作者:Michael Breslin
As businesses are under increasing pressure to develop and deploy artificial intelligence (AI) tools, their legal departments are facing new challenges at this intersection of innovation, compliance, and risk. Recently, Kilpatrick’s Mike Breslin, Meghan Farmer, and Greg Silberman joined Rome Perlman, Associate General Counsel, National Student Clearinghouse, to explore some of the more subtle and complex issues in the AI legal landscape and provide practical tips for in-house counsel who need to quickly assess and manage their clients’ use and deployment of advanced AI systems. The discussion, sponsored by the Association of Corporate Counsel (ACC) Capital Region Chapter, addressed these topics through the lenses of risk management, regulatory compliance, data privacy, model governance, contracting considerations, and incident classification and response.
Mike, Meghan, and Greg offer the following takeaways from the discussion:
1. Data Underpins Model Performance, Governance, and Risk Mitigation.
High-quality, well-managed data ensures AI model reliability, drives continuous improvement, and provides meaningful context. Establish data management protocols that address collection, storage, processing, and disposal, embed privacy-by-design and track data provenance. Use robust data controls to enable governance, support compliance, and build trust in AI systems.
2. Responsible AI Requires Accountability, Transparency, and Human Oversight.
Organizations must assess AI systems for impact, identify adverse effects, and design for informed human control. Provide clear disclosures about AI capabilities and limitations, and state when content or interactions are AI-generated. Human oversight and regular policy reviews are vital to maintaining ethical and compliant AI use.
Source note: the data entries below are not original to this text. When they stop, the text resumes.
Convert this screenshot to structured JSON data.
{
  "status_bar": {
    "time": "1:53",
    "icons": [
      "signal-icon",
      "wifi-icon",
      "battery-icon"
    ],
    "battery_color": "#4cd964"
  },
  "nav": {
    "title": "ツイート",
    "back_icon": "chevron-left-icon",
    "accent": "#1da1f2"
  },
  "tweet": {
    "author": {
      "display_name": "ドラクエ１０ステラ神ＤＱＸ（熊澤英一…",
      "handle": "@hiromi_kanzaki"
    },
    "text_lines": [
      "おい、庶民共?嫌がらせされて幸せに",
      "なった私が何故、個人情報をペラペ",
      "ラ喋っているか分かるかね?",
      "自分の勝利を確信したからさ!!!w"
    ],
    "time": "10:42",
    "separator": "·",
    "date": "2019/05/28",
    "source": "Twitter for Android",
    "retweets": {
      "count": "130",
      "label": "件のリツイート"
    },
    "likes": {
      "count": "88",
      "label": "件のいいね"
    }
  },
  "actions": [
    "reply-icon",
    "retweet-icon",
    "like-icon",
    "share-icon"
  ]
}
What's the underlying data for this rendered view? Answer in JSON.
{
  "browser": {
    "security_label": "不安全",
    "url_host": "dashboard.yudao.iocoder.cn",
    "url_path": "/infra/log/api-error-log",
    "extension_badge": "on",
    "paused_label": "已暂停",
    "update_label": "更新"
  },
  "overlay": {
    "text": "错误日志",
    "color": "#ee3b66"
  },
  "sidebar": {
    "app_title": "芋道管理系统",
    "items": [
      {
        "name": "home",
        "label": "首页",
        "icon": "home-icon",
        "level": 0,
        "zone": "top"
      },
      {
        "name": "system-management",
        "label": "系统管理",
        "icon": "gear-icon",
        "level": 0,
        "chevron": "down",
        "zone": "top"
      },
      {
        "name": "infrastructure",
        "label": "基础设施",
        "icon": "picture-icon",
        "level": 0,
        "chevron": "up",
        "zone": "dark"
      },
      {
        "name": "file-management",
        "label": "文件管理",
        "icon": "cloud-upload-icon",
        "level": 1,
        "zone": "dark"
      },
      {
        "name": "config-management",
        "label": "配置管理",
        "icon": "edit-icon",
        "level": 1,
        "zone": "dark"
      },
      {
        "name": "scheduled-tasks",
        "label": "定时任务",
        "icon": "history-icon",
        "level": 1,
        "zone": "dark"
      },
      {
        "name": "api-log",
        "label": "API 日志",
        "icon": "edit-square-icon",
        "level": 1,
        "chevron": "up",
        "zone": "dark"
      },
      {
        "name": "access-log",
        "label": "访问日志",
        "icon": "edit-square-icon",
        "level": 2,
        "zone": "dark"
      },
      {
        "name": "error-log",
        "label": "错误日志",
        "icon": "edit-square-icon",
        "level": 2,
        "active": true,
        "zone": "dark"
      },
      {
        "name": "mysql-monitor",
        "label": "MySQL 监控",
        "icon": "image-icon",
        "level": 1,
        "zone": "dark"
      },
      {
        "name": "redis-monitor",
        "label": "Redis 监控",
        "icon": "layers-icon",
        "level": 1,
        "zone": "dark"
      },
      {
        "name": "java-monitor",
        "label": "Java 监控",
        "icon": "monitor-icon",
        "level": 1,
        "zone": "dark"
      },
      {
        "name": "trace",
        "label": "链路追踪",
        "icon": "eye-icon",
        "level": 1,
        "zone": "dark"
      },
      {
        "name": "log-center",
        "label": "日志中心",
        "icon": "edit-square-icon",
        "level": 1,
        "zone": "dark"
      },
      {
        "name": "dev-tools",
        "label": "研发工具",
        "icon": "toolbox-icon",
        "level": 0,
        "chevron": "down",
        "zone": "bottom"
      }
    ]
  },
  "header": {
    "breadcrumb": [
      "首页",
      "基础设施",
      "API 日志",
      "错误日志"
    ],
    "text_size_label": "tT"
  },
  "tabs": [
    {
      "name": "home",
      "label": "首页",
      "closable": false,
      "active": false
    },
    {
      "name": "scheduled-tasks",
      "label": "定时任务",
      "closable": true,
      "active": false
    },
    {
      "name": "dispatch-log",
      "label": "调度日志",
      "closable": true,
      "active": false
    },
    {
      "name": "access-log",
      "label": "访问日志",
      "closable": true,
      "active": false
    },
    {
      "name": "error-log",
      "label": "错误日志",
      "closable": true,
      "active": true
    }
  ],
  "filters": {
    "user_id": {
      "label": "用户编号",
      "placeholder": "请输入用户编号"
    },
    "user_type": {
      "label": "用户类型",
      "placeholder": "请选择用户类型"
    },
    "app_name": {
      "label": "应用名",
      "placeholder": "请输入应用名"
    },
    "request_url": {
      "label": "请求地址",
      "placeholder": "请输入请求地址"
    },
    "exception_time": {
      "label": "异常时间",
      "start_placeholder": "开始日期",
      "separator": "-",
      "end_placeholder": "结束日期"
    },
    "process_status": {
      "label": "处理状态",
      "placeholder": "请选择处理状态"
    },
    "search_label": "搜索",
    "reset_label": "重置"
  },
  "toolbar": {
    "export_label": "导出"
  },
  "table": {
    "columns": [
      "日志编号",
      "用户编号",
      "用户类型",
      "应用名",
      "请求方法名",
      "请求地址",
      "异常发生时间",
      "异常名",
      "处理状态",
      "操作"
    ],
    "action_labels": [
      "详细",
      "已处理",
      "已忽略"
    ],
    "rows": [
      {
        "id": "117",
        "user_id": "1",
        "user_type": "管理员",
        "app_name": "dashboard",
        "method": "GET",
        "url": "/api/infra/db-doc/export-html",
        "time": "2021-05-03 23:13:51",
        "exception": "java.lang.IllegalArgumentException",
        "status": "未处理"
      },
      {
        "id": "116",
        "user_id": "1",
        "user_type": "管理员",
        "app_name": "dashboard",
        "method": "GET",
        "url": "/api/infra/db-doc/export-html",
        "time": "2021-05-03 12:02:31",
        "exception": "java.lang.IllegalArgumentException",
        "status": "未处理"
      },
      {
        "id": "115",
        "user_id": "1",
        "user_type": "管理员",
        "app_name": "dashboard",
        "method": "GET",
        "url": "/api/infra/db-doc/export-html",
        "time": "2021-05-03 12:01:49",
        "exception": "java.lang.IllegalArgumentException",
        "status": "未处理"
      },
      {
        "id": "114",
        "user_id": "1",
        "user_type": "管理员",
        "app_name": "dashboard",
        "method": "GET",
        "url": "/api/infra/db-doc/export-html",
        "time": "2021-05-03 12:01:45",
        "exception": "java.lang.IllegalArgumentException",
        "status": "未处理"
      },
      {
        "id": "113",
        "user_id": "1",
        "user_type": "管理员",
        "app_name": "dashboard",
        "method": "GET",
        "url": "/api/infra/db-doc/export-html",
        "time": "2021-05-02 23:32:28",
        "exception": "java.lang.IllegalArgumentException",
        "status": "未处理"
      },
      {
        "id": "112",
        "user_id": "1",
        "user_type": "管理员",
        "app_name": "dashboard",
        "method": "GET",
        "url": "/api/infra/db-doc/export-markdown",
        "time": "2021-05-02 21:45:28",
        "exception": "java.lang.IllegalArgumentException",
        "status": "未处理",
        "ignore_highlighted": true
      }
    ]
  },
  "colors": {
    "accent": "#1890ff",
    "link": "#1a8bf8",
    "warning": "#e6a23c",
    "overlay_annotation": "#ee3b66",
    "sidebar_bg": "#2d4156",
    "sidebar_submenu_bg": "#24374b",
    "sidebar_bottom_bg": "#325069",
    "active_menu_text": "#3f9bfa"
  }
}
3. Classify and Respond to AI Incidents to Manage Risk Effectively.
AI incidents are not just another type of cybersecurity incident. Systematically classifying by domain, root cause, lifecycle stage, and responsible owner is critical for effective response. This enables prompt containment, accurate evidence preservation, clear accountability, and tailored remediation. Apply consistent classification to support trend analysis and continuous improvement across teams.
4. Adopt Best Practices in AI Contracting.
Define permitted uses, clearly allocate IP ownership and data training rights, mandate data governance and privacy compliance, and set performance and bias standards. Require transparency, audit rights, and termination provisions for compliance failures. Continuously monitor contract performance and regulatory developments to manage evolving risks.
5. Implement Practical Controls and Education for Safe, Fair, and Effective AI Use.
Mitigate AI risks with layered controls, including human oversight, privacy-by-design, secure coding, data provenance tracking, and documented policies. Train employees regularly on AI policies, known limitations (such as hallucinations and data retention), and verification of AI outputs. Regularly review and update policies to address new risks.